Other differences between the option flow and the extension use case

Key to the above conclusion is whether nonessential behavior contributes in some way to a use case’s goal or not.  When it does, using an option flow has undeniable advantages over even thinking about using an extension use case.  These aren’t considered in [3] but do reinforce the above conclusion, which is based on [3], as shown in the following table.VanGalenNov13 IMG11

Thus, the extension use case turns out to be an inappropriate choice for modeling nonessential goal-related behavior; in contrast, the option flow is ideal for this.
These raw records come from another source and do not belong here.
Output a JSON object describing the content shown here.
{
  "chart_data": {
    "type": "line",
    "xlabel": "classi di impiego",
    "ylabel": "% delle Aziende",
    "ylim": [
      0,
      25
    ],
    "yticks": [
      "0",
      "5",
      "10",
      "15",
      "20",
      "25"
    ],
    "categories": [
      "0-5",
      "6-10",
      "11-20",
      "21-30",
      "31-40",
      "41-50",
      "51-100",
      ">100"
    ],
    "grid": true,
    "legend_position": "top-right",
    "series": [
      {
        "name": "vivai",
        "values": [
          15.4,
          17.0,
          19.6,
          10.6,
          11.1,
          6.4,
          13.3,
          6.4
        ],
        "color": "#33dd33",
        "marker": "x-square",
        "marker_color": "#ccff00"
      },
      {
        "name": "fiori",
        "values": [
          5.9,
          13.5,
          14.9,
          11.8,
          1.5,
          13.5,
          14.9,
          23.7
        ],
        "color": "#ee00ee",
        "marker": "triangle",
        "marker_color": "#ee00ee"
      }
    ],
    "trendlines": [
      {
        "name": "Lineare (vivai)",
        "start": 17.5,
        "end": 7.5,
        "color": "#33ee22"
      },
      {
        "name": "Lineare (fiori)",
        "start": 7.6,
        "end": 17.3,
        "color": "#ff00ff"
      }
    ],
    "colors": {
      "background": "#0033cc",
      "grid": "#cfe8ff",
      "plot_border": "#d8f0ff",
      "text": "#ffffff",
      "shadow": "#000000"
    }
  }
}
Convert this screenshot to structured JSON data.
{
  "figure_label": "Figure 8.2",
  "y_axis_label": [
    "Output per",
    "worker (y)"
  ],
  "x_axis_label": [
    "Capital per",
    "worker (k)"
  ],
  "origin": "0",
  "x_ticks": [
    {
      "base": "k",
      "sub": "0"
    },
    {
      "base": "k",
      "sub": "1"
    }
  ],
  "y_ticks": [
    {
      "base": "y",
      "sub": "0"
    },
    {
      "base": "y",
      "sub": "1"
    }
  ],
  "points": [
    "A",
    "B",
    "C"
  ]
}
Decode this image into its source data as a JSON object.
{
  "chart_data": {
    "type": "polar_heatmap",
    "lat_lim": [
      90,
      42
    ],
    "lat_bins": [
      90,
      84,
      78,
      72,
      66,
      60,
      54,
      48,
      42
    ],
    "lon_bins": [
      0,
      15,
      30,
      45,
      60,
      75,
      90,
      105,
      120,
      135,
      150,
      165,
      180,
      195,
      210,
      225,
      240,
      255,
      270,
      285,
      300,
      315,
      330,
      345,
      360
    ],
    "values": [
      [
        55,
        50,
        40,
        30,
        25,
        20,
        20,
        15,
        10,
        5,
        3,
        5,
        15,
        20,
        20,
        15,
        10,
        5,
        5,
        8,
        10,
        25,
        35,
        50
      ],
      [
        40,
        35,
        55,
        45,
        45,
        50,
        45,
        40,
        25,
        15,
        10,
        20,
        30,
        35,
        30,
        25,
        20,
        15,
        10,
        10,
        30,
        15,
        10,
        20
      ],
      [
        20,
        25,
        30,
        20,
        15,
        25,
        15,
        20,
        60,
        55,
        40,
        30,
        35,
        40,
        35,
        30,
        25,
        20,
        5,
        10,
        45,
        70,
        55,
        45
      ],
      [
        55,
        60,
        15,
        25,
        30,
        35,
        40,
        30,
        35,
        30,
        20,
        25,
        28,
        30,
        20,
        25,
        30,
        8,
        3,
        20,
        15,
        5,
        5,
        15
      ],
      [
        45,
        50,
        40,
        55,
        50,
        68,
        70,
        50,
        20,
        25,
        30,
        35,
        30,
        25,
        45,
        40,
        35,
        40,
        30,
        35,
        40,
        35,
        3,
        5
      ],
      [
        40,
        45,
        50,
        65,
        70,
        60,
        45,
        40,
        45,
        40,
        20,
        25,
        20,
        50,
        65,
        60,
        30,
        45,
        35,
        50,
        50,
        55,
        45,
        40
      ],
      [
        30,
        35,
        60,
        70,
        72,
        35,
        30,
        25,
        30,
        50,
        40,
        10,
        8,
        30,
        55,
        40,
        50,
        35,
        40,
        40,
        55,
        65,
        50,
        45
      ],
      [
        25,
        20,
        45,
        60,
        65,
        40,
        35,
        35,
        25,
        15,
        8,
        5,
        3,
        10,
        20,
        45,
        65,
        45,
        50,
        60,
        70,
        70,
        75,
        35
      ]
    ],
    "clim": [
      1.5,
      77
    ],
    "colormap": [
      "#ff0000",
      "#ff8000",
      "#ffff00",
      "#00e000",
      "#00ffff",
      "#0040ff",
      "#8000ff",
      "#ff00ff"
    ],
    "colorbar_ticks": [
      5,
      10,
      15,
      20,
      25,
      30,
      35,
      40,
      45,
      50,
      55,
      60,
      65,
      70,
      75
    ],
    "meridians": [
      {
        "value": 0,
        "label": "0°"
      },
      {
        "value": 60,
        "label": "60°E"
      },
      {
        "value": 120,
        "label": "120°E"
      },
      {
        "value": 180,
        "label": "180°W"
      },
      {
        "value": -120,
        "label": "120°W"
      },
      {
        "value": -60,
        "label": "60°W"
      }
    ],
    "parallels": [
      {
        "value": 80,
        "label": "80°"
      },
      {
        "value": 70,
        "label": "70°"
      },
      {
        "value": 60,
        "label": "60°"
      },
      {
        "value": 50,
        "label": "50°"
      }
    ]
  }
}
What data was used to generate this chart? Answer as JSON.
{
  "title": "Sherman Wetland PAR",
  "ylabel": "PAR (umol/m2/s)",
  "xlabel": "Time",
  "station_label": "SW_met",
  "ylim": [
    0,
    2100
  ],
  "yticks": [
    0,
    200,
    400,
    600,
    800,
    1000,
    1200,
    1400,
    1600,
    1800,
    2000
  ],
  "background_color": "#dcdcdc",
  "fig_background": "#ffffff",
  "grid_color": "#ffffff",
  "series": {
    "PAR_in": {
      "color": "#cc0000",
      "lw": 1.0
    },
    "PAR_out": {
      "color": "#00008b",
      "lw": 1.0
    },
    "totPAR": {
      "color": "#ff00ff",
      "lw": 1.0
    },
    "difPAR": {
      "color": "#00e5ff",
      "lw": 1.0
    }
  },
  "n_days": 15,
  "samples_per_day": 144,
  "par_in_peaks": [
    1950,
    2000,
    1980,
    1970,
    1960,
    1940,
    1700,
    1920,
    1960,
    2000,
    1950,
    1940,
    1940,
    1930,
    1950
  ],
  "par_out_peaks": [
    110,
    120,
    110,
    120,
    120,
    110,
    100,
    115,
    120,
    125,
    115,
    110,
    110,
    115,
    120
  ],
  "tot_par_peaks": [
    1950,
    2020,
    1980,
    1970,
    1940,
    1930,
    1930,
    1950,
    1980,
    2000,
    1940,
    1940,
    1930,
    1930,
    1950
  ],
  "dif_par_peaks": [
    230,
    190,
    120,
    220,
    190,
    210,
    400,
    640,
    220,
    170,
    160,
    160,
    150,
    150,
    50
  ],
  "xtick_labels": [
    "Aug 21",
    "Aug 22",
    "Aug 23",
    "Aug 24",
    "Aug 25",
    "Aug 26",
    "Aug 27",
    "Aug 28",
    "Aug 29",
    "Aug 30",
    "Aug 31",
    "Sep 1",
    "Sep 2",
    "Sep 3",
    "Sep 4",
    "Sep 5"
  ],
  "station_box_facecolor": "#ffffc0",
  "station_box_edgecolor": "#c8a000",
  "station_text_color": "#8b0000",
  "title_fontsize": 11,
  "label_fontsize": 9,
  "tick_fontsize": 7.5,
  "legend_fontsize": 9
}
Benefits of using the option flow

Ease of producing use case models:

  • Only need to model one use case for a given goal, not two or more (prevents “use case bloat”).
  • No need to use the special extension use case construct, its involved UML diagramming convention and a custom writing convention; in contrast, writing an option flow and its branch and rejoin points follows the convention used for all additional flows.

Ease of consuming use case models:

  • It’s easier to consume one use case for a given goal than two or more (most consumers will agree with this).
  • A use case’s postconditions and scenarios are all in one place (great for all consumers, but especially for testers).

In conclusion

It is my hope that this article will contribute to crisp, clear and consistent use case models (including diagrams and specifications), and will benefit their producers and consumers, as well as the organizational benefit of their employers.

References

[1] Alistair Cockburn, Writing Effective Use Cases, 12th Printing, November 2004.

[2] Object Management Group (OMG), OMG Unified Modeling LanguageTM (OMG UML), Superstructure, Version 2.4.1, Section 16.3.3, Description.

[3] Willem Van Galen, Excavating the extension use case, 10 July 2012,  (Part 1) and 24 July 2012, (Part 2).